Si tu voulais m'aimer, ce serait douce chose!
Un peu d'amour au noir, jeune fille au teint frais:
Le gommier n'a-t-il pas, dans nos vastes forêts,
Sur son écorce brune une liane rose!
Un nègre a sa beauté: bien sombre est ma couleur,
Mais de mes dents de nacre on voit mieux la blancheur;
Tes yeux rayonnent bien sous tes cils fins, longs voiles,
Mais regarde! les miens ont un éclat pareil:
Ton visage est le jour, tes yeux c'est le soleil;
Mon visage est la nuit, mes yeux sont des étoiles!
Sois ma compagne: au pied du morne que voilà,
Vois ce petit carré de manioc; c'est là
Que pour te recevoir, j'ai préparé ma case:
Ton hamac de filet, de plumes est orné;
De peur qu'un maringouin à ton front satiné
Ne touche, je t'ai fait la moustiquaire en gaze.
Viens; je te donnerai tous mes cactus en fleur,
Et je te cueillerai des fruits pleins de saveur,
Goyaves, ananas. Oh! suis-moi, blanche femme,
Afin que je te serve et te parle à genoux!
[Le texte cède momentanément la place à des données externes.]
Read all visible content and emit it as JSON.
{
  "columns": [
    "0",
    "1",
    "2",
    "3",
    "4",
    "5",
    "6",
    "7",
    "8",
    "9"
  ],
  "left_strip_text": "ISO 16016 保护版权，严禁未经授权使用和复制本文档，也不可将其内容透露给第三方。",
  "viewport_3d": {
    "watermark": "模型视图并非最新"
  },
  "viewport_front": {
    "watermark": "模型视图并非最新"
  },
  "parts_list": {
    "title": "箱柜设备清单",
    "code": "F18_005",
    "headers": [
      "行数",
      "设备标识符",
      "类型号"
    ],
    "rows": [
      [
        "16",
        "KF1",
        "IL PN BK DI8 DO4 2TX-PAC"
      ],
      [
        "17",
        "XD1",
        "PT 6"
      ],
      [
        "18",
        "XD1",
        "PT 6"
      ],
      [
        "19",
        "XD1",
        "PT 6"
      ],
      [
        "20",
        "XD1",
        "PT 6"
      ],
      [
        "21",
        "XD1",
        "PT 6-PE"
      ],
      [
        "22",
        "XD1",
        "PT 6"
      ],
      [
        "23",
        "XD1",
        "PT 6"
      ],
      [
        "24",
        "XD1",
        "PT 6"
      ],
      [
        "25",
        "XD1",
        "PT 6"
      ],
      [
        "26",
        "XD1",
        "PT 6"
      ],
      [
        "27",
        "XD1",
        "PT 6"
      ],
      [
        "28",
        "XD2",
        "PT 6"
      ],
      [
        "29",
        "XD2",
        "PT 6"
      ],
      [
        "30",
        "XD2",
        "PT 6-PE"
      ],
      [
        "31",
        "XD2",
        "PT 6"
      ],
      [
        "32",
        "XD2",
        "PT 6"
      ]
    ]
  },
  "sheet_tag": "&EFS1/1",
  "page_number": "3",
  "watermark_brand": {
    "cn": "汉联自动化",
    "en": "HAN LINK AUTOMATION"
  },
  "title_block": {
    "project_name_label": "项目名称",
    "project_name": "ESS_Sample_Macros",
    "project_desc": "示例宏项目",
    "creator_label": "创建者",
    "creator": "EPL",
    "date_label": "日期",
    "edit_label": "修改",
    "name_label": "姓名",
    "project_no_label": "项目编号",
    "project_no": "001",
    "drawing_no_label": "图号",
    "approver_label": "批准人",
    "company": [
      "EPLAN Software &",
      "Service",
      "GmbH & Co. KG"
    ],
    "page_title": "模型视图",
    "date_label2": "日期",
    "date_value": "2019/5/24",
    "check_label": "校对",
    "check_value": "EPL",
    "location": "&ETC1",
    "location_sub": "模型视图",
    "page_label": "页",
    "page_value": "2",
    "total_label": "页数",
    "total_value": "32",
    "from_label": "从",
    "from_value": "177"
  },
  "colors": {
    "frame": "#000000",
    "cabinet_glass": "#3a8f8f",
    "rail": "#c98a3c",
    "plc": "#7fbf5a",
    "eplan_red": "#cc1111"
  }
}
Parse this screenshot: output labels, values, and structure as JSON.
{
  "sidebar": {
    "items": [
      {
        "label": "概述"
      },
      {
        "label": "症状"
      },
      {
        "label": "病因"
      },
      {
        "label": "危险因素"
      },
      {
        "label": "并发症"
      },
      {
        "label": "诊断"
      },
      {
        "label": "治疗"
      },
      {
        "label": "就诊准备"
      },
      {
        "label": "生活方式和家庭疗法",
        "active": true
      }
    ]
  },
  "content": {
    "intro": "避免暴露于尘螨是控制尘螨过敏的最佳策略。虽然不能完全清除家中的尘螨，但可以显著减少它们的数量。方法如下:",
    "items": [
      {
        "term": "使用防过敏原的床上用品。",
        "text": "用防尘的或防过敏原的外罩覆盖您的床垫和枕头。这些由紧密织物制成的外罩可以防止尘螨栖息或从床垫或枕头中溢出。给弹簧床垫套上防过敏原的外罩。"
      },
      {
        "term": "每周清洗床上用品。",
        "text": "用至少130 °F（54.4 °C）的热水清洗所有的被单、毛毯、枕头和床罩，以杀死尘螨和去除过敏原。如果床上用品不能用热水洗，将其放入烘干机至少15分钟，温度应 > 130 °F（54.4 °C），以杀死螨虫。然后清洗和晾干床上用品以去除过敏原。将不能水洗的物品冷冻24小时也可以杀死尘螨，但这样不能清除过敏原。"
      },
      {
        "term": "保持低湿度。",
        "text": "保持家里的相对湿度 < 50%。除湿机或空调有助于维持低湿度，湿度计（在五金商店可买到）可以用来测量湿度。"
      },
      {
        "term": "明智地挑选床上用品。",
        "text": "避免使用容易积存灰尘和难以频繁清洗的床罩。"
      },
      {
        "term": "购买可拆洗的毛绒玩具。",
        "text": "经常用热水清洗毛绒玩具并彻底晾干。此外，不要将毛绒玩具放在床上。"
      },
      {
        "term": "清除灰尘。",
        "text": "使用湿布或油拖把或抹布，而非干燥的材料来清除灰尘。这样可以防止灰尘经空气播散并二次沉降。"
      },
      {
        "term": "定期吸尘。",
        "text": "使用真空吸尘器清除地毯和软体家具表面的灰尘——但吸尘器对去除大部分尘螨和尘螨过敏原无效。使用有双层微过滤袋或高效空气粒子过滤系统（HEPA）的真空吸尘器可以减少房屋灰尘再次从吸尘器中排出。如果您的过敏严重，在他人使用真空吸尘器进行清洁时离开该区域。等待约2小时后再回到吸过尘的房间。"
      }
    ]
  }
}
Qu'importe ma couleur, si je suis bon et doux,
Et si le noir chez moi ne va pas jusqu'à l'âme!
Si tu veux, pour t'avoir coquillage et corail,
Un oiseau-mouche, oiseau d'escarboucle et d'émail,
J'irai dans la savane et près des tièdes lames,
A l'heure où s'enfuirait le blanc le plus hardi;
Lorsque de tous côtés la chaleur de midi
Enveloppe le corps, comme un manteau de flammes.
O blanche, tes cheveux sont d'un blond de maïs,
Et ta voix est semblable au chant des bengalis!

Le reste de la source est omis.